Le livret de Léonce Détroyat et Armand Silvestre, inspiré, outre de l'Histoire avec un grand H, des pièces théâtrales signée Shakespeare et Calderon, est centré autour de la répudiation de Catherine d'Aragon et de l'avènement, sur fond de schisme politico-religieux, d'Anne Boleyn comme favorite puis épouse du roi anglais. S'y surajoutent, pour bander le ressort dramatique, diverses intrigues secondaires assez complexes.
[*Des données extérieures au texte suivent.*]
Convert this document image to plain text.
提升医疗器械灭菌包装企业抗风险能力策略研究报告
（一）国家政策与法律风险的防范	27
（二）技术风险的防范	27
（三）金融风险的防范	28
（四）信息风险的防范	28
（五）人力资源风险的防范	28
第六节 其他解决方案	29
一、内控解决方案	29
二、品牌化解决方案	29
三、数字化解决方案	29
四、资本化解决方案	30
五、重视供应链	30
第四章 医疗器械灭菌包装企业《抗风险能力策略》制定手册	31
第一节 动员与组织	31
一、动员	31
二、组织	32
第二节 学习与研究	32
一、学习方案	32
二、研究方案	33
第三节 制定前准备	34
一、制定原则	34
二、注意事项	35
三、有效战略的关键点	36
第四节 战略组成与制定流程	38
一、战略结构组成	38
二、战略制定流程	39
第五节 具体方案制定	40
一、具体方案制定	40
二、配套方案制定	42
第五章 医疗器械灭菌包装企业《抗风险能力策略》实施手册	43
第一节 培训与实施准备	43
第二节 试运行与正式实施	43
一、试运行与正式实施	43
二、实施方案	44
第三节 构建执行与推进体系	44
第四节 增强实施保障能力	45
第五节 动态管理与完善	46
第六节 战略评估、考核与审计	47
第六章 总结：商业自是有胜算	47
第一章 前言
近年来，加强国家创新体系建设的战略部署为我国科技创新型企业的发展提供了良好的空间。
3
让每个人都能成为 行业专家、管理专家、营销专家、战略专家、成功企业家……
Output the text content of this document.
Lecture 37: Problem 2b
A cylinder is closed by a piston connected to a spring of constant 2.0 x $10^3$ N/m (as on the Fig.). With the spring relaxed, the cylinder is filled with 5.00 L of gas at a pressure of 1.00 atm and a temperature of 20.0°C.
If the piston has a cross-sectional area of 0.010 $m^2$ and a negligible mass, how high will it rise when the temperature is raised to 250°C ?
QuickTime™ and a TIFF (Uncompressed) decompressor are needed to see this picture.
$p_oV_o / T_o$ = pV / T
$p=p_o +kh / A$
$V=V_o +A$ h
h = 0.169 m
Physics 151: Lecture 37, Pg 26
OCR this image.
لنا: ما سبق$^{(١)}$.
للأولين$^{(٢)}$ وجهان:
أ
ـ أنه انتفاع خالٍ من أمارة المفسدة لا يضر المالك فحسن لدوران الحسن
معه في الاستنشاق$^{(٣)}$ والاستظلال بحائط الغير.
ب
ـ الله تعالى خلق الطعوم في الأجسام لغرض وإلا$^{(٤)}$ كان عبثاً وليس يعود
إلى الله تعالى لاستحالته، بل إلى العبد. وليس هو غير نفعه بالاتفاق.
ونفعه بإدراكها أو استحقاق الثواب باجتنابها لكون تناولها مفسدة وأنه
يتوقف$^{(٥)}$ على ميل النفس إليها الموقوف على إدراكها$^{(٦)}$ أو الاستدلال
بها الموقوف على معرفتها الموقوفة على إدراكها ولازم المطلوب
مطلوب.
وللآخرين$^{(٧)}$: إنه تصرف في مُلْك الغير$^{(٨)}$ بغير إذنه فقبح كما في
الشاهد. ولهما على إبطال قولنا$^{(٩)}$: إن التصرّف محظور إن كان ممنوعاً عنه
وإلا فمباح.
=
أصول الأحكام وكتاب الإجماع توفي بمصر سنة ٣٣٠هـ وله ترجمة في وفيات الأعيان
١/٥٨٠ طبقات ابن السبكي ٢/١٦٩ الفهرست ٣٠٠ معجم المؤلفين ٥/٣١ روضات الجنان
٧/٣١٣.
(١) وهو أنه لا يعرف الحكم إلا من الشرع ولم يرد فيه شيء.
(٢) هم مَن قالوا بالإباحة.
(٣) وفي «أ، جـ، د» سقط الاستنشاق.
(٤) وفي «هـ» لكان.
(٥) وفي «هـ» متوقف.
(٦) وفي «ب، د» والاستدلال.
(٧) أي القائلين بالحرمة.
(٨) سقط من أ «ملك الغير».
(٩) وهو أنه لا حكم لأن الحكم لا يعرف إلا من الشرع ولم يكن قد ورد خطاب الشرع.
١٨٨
Après le refus français de son célèbre opéra au sujet biblique, Samson et Dalila (créé à Weimar, 1877), et en réponse à ses détracteurs l'accusant de « wagnérisme » à la création d'Etienne Marcel (Lyon, 1879) , Saint-Saëns livre en 1883, pour la « Grande Maison » parisienne, un grand opéra historique dans la pure tradition romantique française héritée de Meyerbeer ou d'Halévy, revue et corrigée à la lumière de son immense culture musicale – notamment çà et là des emprunts à la littérature musicale renaissante anglaise : quatre actes très développés et six tableaux, pour plus de trois heures trente de musique : la partition est, ce soir, intégralement restituée, y compris le ballet – il est vrai préalablement enregistré – donné en pantomime sur le parvis du théâtre durant le seul entracte – et le crucial premier tableau du troisième acte, coupé après quelques représentations à la création, cristallisant l'opposition entre pouvoir politique et religieux en un somptueux duo de voix graves (Henry VIII- et Campeggio, le légat du pape ), sorte de copié-collé du duo entre Philippe II et le Grand Inquisiteur du Don Carlos de Verdi de quinze ans antérieur.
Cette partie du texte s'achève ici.